Climate data for Mahoba, Uttar Pradesh
| Month | Jan | Feb | Mar | Apr | May | Jun | Jul | Aug | Sep | Oct | Nov | Dec | Year |
| Mean daily maximum °C (°F) | 24 (75) | 28 (82) | 33 (91) | 39 (102) | 42 (108) | 39 (102) | 33 (91) | 32 (90) | 33 (91) | 33 (91) | 30 (86) | 36 (97) | 42 (108) |
| Daily mean °C (°F) | 16 (61) | 20 (68) | 25 (77) | 31 (88) | 35 (95) | 33 (91) | 29 (84) | 29 (84) | 29 (84) | 27 (81) | 22 (72) | 18 (64) | 28 (82) |
| Mean daily minimum °C (°F) | 9 (48) | 13 (55) | 17 (63) | 23 (73) | 27 (81) | 28 (82) | 26 (79) | 25 (77) | 24 (75) | 20 (68) | 15 (59) | 10 (50) | 9 (48) |
| Average precipitation mm (inches) | 3.9 (0.15) | 10.9 (0.43) | 12.1 (0.48) | 7.6 (0.30) | 5.4 (0.21) | 69 (2.7) | 166.3 (6.55) | 184.5 (7.26) | 89.4 (3.52) | 37.2 (1.46) | 11.4 (0.45) | 3.7 (0.15) | 601.4 (23.68) |
| Average precipitation days | 1.8 | 1.5 | 1.4 | 1.1 | 1.4 | 3.3 | 8.8 | 9.4 | 4.1 | 1.2 | 0.6 | 0.9 | 35.5 |
Source: Time and Date

==Demographics==
As of 2011 India census, Mahoba has a population of 95,216 divided into 25 wards. Mahoba has an average literacy rate of 74.91%, higher than the state average of 67.68%: male literacy is 82.03%, and female literacy is 66.88% with 12.68% of the population is under 6 years of age.
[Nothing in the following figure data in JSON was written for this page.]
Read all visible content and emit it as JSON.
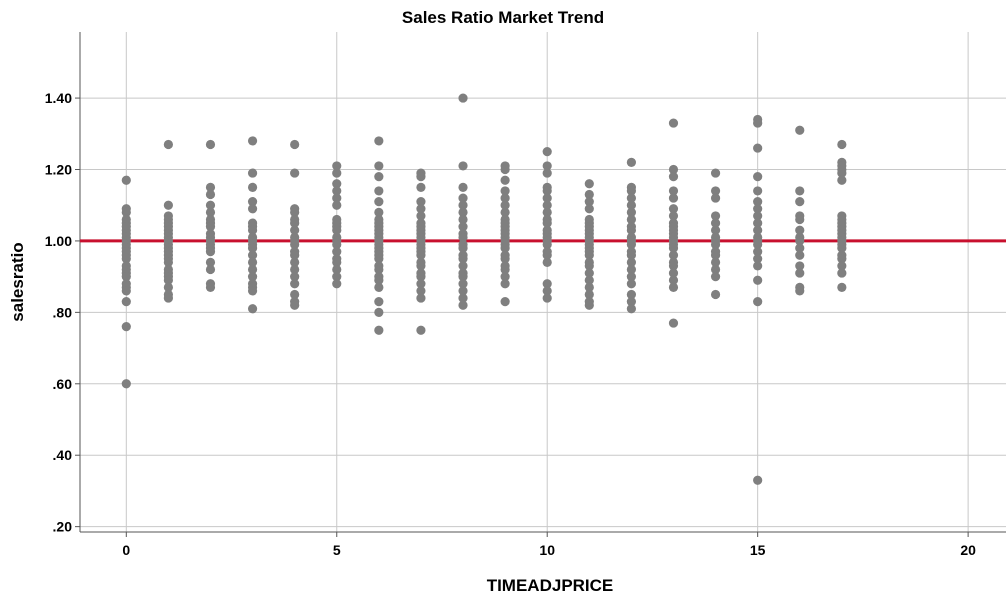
{
  "chart_data": {
    "type": "scatter",
    "title": "Sales Ratio Market Trend",
    "xlabel": "TIMEADJPRICE",
    "ylabel": "salesratio",
    "xlim": [
      -1.1,
      20.9
    ],
    "ylim": [
      0.185,
      1.585
    ],
    "xticks": [
      0,
      5,
      10,
      15,
      20
    ],
    "xtick_labels": [
      "0",
      "5",
      "10",
      "15",
      "20"
    ],
    "yticks": [
      0.2,
      0.4,
      0.6,
      0.8,
      1.0,
      1.2,
      1.4
    ],
    "ytick_labels": [
      ".20",
      ".40",
      ".60",
      ".80",
      "1.00",
      "1.20",
      "1.40"
    ],
    "grid": true,
    "reference_line": {
      "y": 1.0,
      "color": "#c8102e"
    },
    "marker_color": "#7f7f7f",
    "points": [
      {
        "x": 0,
        "y": 1.17
      },
      {
        "x": 0,
        "y": 1.09
      },
      {
        "x": 0,
        "y": 1.08
      },
      {
        "x": 0,
        "y": 1.06
      },
      {
        "x": 0,
        "y": 1.05
      },
      {
        "x": 0,
        "y": 1.04
      },
      {
        "x": 0,
        "y": 1.03
      },
      {
        "x": 0,
        "y": 1.02
      },
      {
        "x": 0,
        "y": 1.01
      },
      {
        "x": 0,
        "y": 1.0
      },
      {
        "x": 0,
        "y": 0.99
      },
      {
        "x": 0,
        "y": 0.98
      },
      {
        "x": 0,
        "y": 0.97
      },
      {
        "x": 0,
        "y": 0.96
      },
      {
        "x": 0,
        "y": 0.95
      },
      {
        "x": 0,
        "y": 0.93
      },
      {
        "x": 0,
        "y": 0.92
      },
      {
        "x": 0,
        "y": 0.91
      },
      {
        "x": 0,
        "y": 0.9
      },
      {
        "x": 0,
        "y": 0.88
      },
      {
        "x": 0,
        "y": 0.87
      },
      {
        "x": 0,
        "y": 0.86
      },
      {
        "x": 0,
        "y": 0.83
      },
      {
        "x": 0,
        "y": 0.76
      },
      {
        "x": 0,
        "y": 0.6
      },
      {
        "x": 1,
        "y": 1.27
      },
      {
        "x": 1,
        "y": 1.1
      },
      {
        "x": 1,
        "y": 1.07
      },
      {
        "x": 1,
        "y": 1.06
      },
      {
        "x": 1,
        "y": 1.05
      },
      {
        "x": 1,
        "y": 1.04
      },
      {
        "x": 1,
        "y": 1.03
      },
      {
        "x": 1,
        "y": 1.02
      },
      {
        "x": 1,
        "y": 1.01
      },
      {
        "x": 1,
        "y": 1.0
      },
      {
        "x": 1,
        "y": 0.99
      },
      {
        "x": 1,
        "y": 0.98
      },
      {
        "x": 1,
        "y": 0.97
      },
      {
        "x": 1,
        "y": 0.96
      },
      {
        "x": 1,
        "y": 0.95
      },
      {
        "x": 1,
        "y": 0.94
      },
      {
        "x": 1,
        "y": 0.92
      },
      {
        "x": 1,
        "y": 0.91
      },
      {
        "x": 1,
        "y": 0.9
      },
      {
        "x": 1,
        "y": 0.89
      },
      {
        "x": 1,
        "y": 0.87
      },
      {
        "x": 1,
        "y": 0.85
      },
      {
        "x": 1,
        "y": 0.84
      },
      {
        "x": 2,
        "y": 1.27
      },
      {
        "x": 2,
        "y": 1.15
      },
      {
        "x": 2,
        "y": 1.13
      },
      {
        "x": 2,
        "y": 1.1
      },
      {
        "x": 2,
        "y": 1.08
      },
      {
        "x": 2,
        "y": 1.06
      },
      {
        "x": 2,
        "y": 1.05
      },
      {
        "x": 2,
        "y": 1.04
      },
      {
        "x": 2,
        "y": 1.02
      },
      {
        "x": 2,
        "y": 1.01
      },
      {
        "x": 2,
        "y": 1.0
      },
      {
        "x": 2,
        "y": 0.99
      },
      {
        "x": 2,
        "y": 0.98
      },
      {
        "x": 2,
        "y": 0.97
      },
      {
        "x": 2,
        "y": 0.94
      },
      {
        "x": 2,
        "y": 0.92
      },
      {
        "x": 2,
        "y": 0.88
      },
      {
        "x": 2,
        "y": 0.87
      },
      {
        "x": 3,
        "y": 1.28
      },
      {
        "x": 3,
        "y": 1.19
      },
      {
        "x": 3,
        "y": 1.15
      },
      {
        "x": 3,
        "y": 1.11
      },
      {
        "x": 3,
        "y": 1.09
      },
      {
        "x": 3,
        "y": 1.05
      },
      {
        "x": 3,
        "y": 1.04
      },
      {
        "x": 3,
        "y": 1.03
      },
      {
        "x": 3,
        "y": 1.01
      },
      {
        "x": 3,
        "y": 1.0
      },
      {
        "x": 3,
        "y": 0.99
      },
      {
        "x": 3,
        "y": 0.98
      },
      {
        "x": 3,
        "y": 0.96
      },
      {
        "x": 3,
        "y": 0.94
      },
      {
        "x": 3,
        "y": 0.92
      },
      {
        "x": 3,
        "y": 0.9
      },
      {
        "x": 3,
        "y": 0.88
      },
      {
        "x": 3,
        "y": 0.87
      },
      {
        "x": 3,
        "y": 0.86
      },
      {
        "x": 3,
        "y": 0.81
      },
      {
        "x": 4,
        "y": 1.27
      },
      {
        "x": 4,
        "y": 1.19
      },
      {
        "x": 4,
        "y": 1.09
      },
      {
        "x": 4,
        "y": 1.08
      },
      {
        "x": 4,
        "y": 1.06
      },
      {
        "x": 4,
        "y": 1.05
      },
      {
        "x": 4,
        "y": 1.03
      },
      {
        "x": 4,
        "y": 1.01
      },
      {
        "x": 4,
        "y": 1.0
      },
      {
        "x": 4,
        "y": 0.99
      },
      {
        "x": 4,
        "y": 0.97
      },
      {
        "x": 4,
        "y": 0.96
      },
      {
        "x": 4,
        "y": 0.94
      },
      {
        "x": 4,
        "y": 0.92
      },
      {
        "x": 4,
        "y": 0.9
      },
      {
        "x": 4,
        "y": 0.88
      },
      {
        "x": 4,
        "y": 0.85
      },
      {
        "x": 4,
        "y": 0.83
      },
      {
        "x": 4,
        "y": 0.82
      },
      {
        "x": 5,
        "y": 1.21
      },
      {
        "x": 5,
        "y": 1.19
      },
      {
        "x": 5,
        "y": 1.16
      },
      {
        "x": 5,
        "y": 1.14
      },
      {
        "x": 5,
        "y": 1.12
      },
      {
        "x": 5,
        "y": 1.1
      },
      {
        "x": 5,
        "y": 1.06
      },
      {
        "x": 5,
        "y": 1.05
      },
      {
        "x": 5,
        "y": 1.04
      },
      {
        "x": 5,
        "y": 1.03
      },
      {
        "x": 5,
        "y": 1.01
      },
      {
        "x": 5,
        "y": 1.0
      },
      {
        "x": 5,
        "y": 0.99
      },
      {
        "x": 5,
        "y": 0.97
      },
      {
        "x": 5,
        "y": 0.95
      },
      {
        "x": 5,
        "y": 0.94
      },
      {
        "x": 5,
        "y": 0.92
      },
      {
        "x": 5,
        "y": 0.9
      },
      {
        "x": 5,
        "y": 0.88
      },
      {
        "x": 6,
        "y": 1.28
      },
      {
        "x": 6,
        "y": 1.21
      },
      {
        "x": 6,
        "y": 1.18
      },
      {
        "x": 6,
        "y": 1.14
      },
      {
        "x": 6,
        "y": 1.11
      },
      {
        "x": 6,
        "y": 1.08
      },
      {
        "x": 6,
        "y": 1.06
      },
      {
        "x": 6,
        "y": 1.05
      },
      {
        "x": 6,
        "y": 1.04
      },
      {
        "x": 6,
        "y": 1.03
      },
      {
        "x": 6,
        "y": 1.02
      },
      {
        "x": 6,
        "y": 1.01
      },
      {
        "x": 6,
        "y": 1.0
      },
      {
        "x": 6,
        "y": 0.99
      },
      {
        "x": 6,
        "y": 0.98
      },
      {
        "x": 6,
        "y": 0.97
      },
      {
        "x": 6,
        "y": 0.96
      },
      {
        "x": 6,
        "y": 0.95
      },
      {
        "x": 6,
        "y": 0.93
      },
      {
        "x": 6,
        "y": 0.92
      },
      {
        "x": 6,
        "y": 0.9
      },
      {
        "x": 6,
        "y": 0.89
      },
      {
        "x": 6,
        "y": 0.87
      },
      {
        "x": 6,
        "y": 0.83
      },
      {
        "x": 6,
        "y": 0.8
      },
      {
        "x": 6,
        "y": 0.75
      },
      {
        "x": 7,
        "y": 1.19
      },
      {
        "x": 7,
        "y": 1.18
      },
      {
        "x": 7,
        "y": 1.15
      },
      {
        "x": 7,
        "y": 1.11
      },
      {
        "x": 7,
        "y": 1.09
      },
      {
        "x": 7,
        "y": 1.07
      },
      {
        "x": 7,
        "y": 1.05
      },
      {
        "x": 7,
        "y": 1.04
      },
      {
        "x": 7,
        "y": 1.03
      },
      {
        "x": 7,
        "y": 1.02
      },
      {
        "x": 7,
        "y": 1.01
      },
      {
        "x": 7,
        "y": 1.0
      },
      {
        "x": 7,
        "y": 0.99
      },
      {
        "x": 7,
        "y": 0.98
      },
      {
        "x": 7,
        "y": 0.97
      },
      {
        "x": 7,
        "y": 0.96
      },
      {
        "x": 7,
        "y": 0.94
      },
      {
        "x": 7,
        "y": 0.93
      },
      {
        "x": 7,
        "y": 0.91
      },
      {
        "x": 7,
        "y": 0.9
      },
      {
        "x": 7,
        "y": 0.88
      },
      {
        "x": 7,
        "y": 0.86
      },
      {
        "x": 7,
        "y": 0.84
      },
      {
        "x": 7,
        "y": 0.75
      },
      {
        "x": 8,
        "y": 1.4
      },
      {
        "x": 8,
        "y": 1.21
      },
      {
        "x": 8,
        "y": 1.15
      },
      {
        "x": 8,
        "y": 1.12
      },
      {
        "x": 8,
        "y": 1.1
      },
      {
        "x": 8,
        "y": 1.08
      },
      {
        "x": 8,
        "y": 1.06
      },
      {
        "x": 8,
        "y": 1.04
      },
      {
        "x": 8,
        "y": 1.02
      },
      {
        "x": 8,
        "y": 1.01
      },
      {
        "x": 8,
        "y": 0.99
      },
      {
        "x": 8,
        "y": 0.98
      },
      {
        "x": 8,
        "y": 0.96
      },
      {
        "x": 8,
        "y": 0.95
      },
      {
        "x": 8,
        "y": 0.93
      },
      {
        "x": 8,
        "y": 0.91
      },
      {
        "x": 8,
        "y": 0.9
      },
      {
        "x": 8,
        "y": 0.88
      },
      {
        "x": 8,
        "y": 0.86
      },
      {
        "x": 8,
        "y": 0.84
      },
      {
        "x": 8,
        "y": 0.82
      },
      {
        "x": 9,
        "y": 1.21
      },
      {
        "x": 9,
        "y": 1.2
      },
      {
        "x": 9,
        "y": 1.17
      },
      {
        "x": 9,
        "y": 1.14
      },
      {
        "x": 9,
        "y": 1.12
      },
      {
        "x": 9,
        "y": 1.1
      },
      {
        "x": 9,
        "y": 1.08
      },
      {
        "x": 9,
        "y": 1.06
      },
      {
        "x": 9,
        "y": 1.05
      },
      {
        "x": 9,
        "y": 1.04
      },
      {
        "x": 9,
        "y": 1.03
      },
      {
        "x": 9,
        "y": 1.02
      },
      {
        "x": 9,
        "y": 1.01
      },
      {
        "x": 9,
        "y": 1.0
      },
      {
        "x": 9,
        "y": 0.99
      },
      {
        "x": 9,
        "y": 0.98
      },
      {
        "x": 9,
        "y": 0.96
      },
      {
        "x": 9,
        "y": 0.95
      },
      {
        "x": 9,
        "y": 0.93
      },
      {
        "x": 9,
        "y": 0.92
      },
      {
        "x": 9,
        "y": 0.9
      },
      {
        "x": 9,
        "y": 0.88
      },
      {
        "x": 9,
        "y": 0.83
      },
      {
        "x": 10,
        "y": 1.25
      },
      {
        "x": 10,
        "y": 1.21
      },
      {
        "x": 10,
        "y": 1.19
      },
      {
        "x": 10,
        "y": 1.15
      },
      {
        "x": 10,
        "y": 1.14
      },
      {
        "x": 10,
        "y": 1.12
      },
      {
        "x": 10,
        "y": 1.1
      },
      {
        "x": 10,
        "y": 1.08
      },
      {
        "x": 10,
        "y": 1.06
      },
      {
        "x": 10,
        "y": 1.05
      },
      {
        "x": 10,
        "y": 1.03
      },
      {
        "x": 10,
        "y": 1.02
      },
      {
        "x": 10,
        "y": 1.01
      },
      {
        "x": 10,
        "y": 1.0
      },
      {
        "x": 10,
        "y": 0.99
      },
      {
        "x": 10,
        "y": 0.97
      },
      {
        "x": 10,
        "y": 0.96
      },
      {
        "x": 10,
        "y": 0.94
      },
      {
        "x": 10,
        "y": 0.88
      },
      {
        "x": 10,
        "y": 0.86
      },
      {
        "x": 10,
        "y": 0.84
      },
      {
        "x": 11,
        "y": 1.16
      },
      {
        "x": 11,
        "y": 1.13
      },
      {
        "x": 11,
        "y": 1.11
      },
      {
        "x": 11,
        "y": 1.09
      },
      {
        "x": 11,
        "y": 1.06
      },
      {
        "x": 11,
        "y": 1.05
      },
      {
        "x": 11,
        "y": 1.04
      },
      {
        "x": 11,
        "y": 1.03
      },
      {
        "x": 11,
        "y": 1.02
      },
      {
        "x": 11,
        "y": 1.01
      },
      {
        "x": 11,
        "y": 1.0
      },
      {
        "x": 11,
        "y": 0.99
      },
      {
        "x": 11,
        "y": 0.98
      },
      {
        "x": 11,
        "y": 0.97
      },
      {
        "x": 11,
        "y": 0.96
      },
      {
        "x": 11,
        "y": 0.94
      },
      {
        "x": 11,
        "y": 0.93
      },
      {
        "x": 11,
        "y": 0.91
      },
      {
        "x": 11,
        "y": 0.89
      },
      {
        "x": 11,
        "y": 0.87
      },
      {
        "x": 11,
        "y": 0.85
      },
      {
        "x": 11,
        "y": 0.83
      },
      {
        "x": 11,
        "y": 0.82
      },
      {
        "x": 12,
        "y": 1.22
      },
      {
        "x": 12,
        "y": 1.15
      },
      {
        "x": 12,
        "y": 1.14
      },
      {
        "x": 12,
        "y": 1.12
      },
      {
        "x": 12,
        "y": 1.1
      },
      {
        "x": 12,
        "y": 1.08
      },
      {
        "x": 12,
        "y": 1.06
      },
      {
        "x": 12,
        "y": 1.04
      },
      {
        "x": 12,
        "y": 1.03
      },
      {
        "x": 12,
        "y": 1.01
      },
      {
        "x": 12,
        "y": 1.0
      },
      {
        "x": 12,
        "y": 0.99
      },
      {
        "x": 12,
        "y": 0.97
      },
      {
        "x": 12,
        "y": 0.96
      },
      {
        "x": 12,
        "y": 0.94
      },
      {
        "x": 12,
        "y": 0.92
      },
      {
        "x": 12,
        "y": 0.9
      },
      {
        "x": 12,
        "y": 0.88
      },
      {
        "x": 12,
        "y": 0.85
      },
      {
        "x": 12,
        "y": 0.83
      },
      {
        "x": 12,
        "y": 0.81
      },
      {
        "x": 13,
        "y": 1.33
      },
      {
        "x": 13,
        "y": 1.2
      },
      {
        "x": 13,
        "y": 1.18
      },
      {
        "x": 13,
        "y": 1.14
      },
      {
        "x": 13,
        "y": 1.12
      },
      {
        "x": 13,
        "y": 1.09
      },
      {
        "x": 13,
        "y": 1.07
      },
      {
        "x": 13,
        "y": 1.05
      },
      {
        "x": 13,
        "y": 1.04
      },
      {
        "x": 13,
        "y": 1.03
      },
      {
        "x": 13,
        "y": 1.02
      },
      {
        "x": 13,
        "y": 1.01
      },
      {
        "x": 13,
        "y": 1.0
      },
      {
        "x": 13,
        "y": 0.99
      },
      {
        "x": 13,
        "y": 0.98
      },
      {
        "x": 13,
        "y": 0.96
      },
      {
        "x": 13,
        "y": 0.94
      },
      {
        "x": 13,
        "y": 0.93
      },
      {
        "x": 13,
        "y": 0.91
      },
      {
        "x": 13,
        "y": 0.89
      },
      {
        "x": 13,
        "y": 0.87
      },
      {
        "x": 13,
        "y": 0.77
      },
      {
        "x": 14,
        "y": 1.19
      },
      {
        "x": 14,
        "y": 1.14
      },
      {
        "x": 14,
        "y": 1.12
      },
      {
        "x": 14,
        "y": 1.07
      },
      {
        "x": 14,
        "y": 1.05
      },
      {
        "x": 14,
        "y": 1.03
      },
      {
        "x": 14,
        "y": 1.01
      },
      {
        "x": 14,
        "y": 1.0
      },
      {
        "x": 14,
        "y": 0.99
      },
      {
        "x": 14,
        "y": 0.97
      },
      {
        "x": 14,
        "y": 0.96
      },
      {
        "x": 14,
        "y": 0.94
      },
      {
        "x": 14,
        "y": 0.92
      },
      {
        "x": 14,
        "y": 0.9
      },
      {
        "x": 14,
        "y": 0.85
      },
      {
        "x": 15,
        "y": 1.34
      },
      {
        "x": 15,
        "y": 1.33
      },
      {
        "x": 15,
        "y": 1.26
      },
      {
        "x": 15,
        "y": 1.18
      },
      {
        "x": 15,
        "y": 1.14
      },
      {
        "x": 15,
        "y": 1.11
      },
      {
        "x": 15,
        "y": 1.09
      },
      {
        "x": 15,
        "y": 1.07
      },
      {
        "x": 15,
        "y": 1.05
      },
      {
        "x": 15,
        "y": 1.03
      },
      {
        "x": 15,
        "y": 1.01
      },
      {
        "x": 15,
        "y": 1.0
      },
      {
        "x": 15,
        "y": 0.99
      },
      {
        "x": 15,
        "y": 0.97
      },
      {
        "x": 15,
        "y": 0.95
      },
      {
        "x": 15,
        "y": 0.93
      },
      {
        "x": 15,
        "y": 0.89
      },
      {
        "x": 15,
        "y": 0.83
      },
      {
        "x": 15,
        "y": 0.33
      },
      {
        "x": 16,
        "y": 1.31
      },
      {
        "x": 16,
        "y": 1.14
      },
      {
        "x": 16,
        "y": 1.11
      },
      {
        "x": 16,
        "y": 1.07
      },
      {
        "x": 16,
        "y": 1.06
      },
      {
        "x": 16,
        "y": 1.03
      },
      {
        "x": 16,
        "y": 1.01
      },
      {
        "x": 16,
        "y": 1.0
      },
      {
        "x": 16,
        "y": 0.98
      },
      {
        "x": 16,
        "y": 0.96
      },
      {
        "x": 16,
        "y": 0.93
      },
      {
        "x": 16,
        "y": 0.91
      },
      {
        "x": 16,
        "y": 0.87
      },
      {
        "x": 16,
        "y": 0.86
      },
      {
        "x": 17,
        "y": 1.27
      },
      {
        "x": 17,
        "y": 1.22
      },
      {
        "x": 17,
        "y": 1.21
      },
      {
        "x": 17,
        "y": 1.2
      },
      {
        "x": 17,
        "y": 1.19
      },
      {
        "x": 17,
        "y": 1.17
      },
      {
        "x": 17,
        "y": 1.07
      },
      {
        "x": 17,
        "y": 1.06
      },
      {
        "x": 17,
        "y": 1.05
      },
      {
        "x": 17,
        "y": 1.04
      },
      {
        "x": 17,
        "y": 1.03
      },
      {
        "x": 17,
        "y": 1.02
      },
      {
        "x": 17,
        "y": 1.01
      },
      {
        "x": 17,
        "y": 1.0
      },
      {
        "x": 17,
        "y": 0.99
      },
      {
        "x": 17,
        "y": 0.98
      },
      {
        "x": 17,
        "y": 0.96
      },
      {
        "x": 17,
        "y": 0.95
      },
      {
        "x": 17,
        "y": 0.93
      },
      {
        "x": 17,
        "y": 0.91
      },
      {
        "x": 17,
        "y": 0.87
      }
    ]
  }
}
Schedule Caste (SC) and Schedule Tribe (ST) constitutes 14.93% and 0.42% of the total population in Mahoba. Based on the census 75.21% of the total population are Hindus, 23.64% are Muslims and the rest is occupied by other faiths.

==Government==
It is a part of the Mahoba Assembly constituency. In 2017 Uttar Pradesh Legislative Assembly election, Rakesh Kumar Goswami was elected from Mahoba constituency, and re-elected in 2022.

==Tourist destinations==

Tourist destinations in and around Mahoba include:
- Senapati Mahal

==Transportation==
===Railways===
Mahoba Junction railway station is a part of North Central Railway, Prayagraj Division. Many superfast and express trains halt in the station.

==Notable people==

- Rani Durgavati, a Chandela princess of Mahoba
- Pushpendra Singh Chandel, MP, BJP
- Cecil Pullan, Indian-born English first-class cricketer
- Udal, legendary 12th century general born in Mahoba.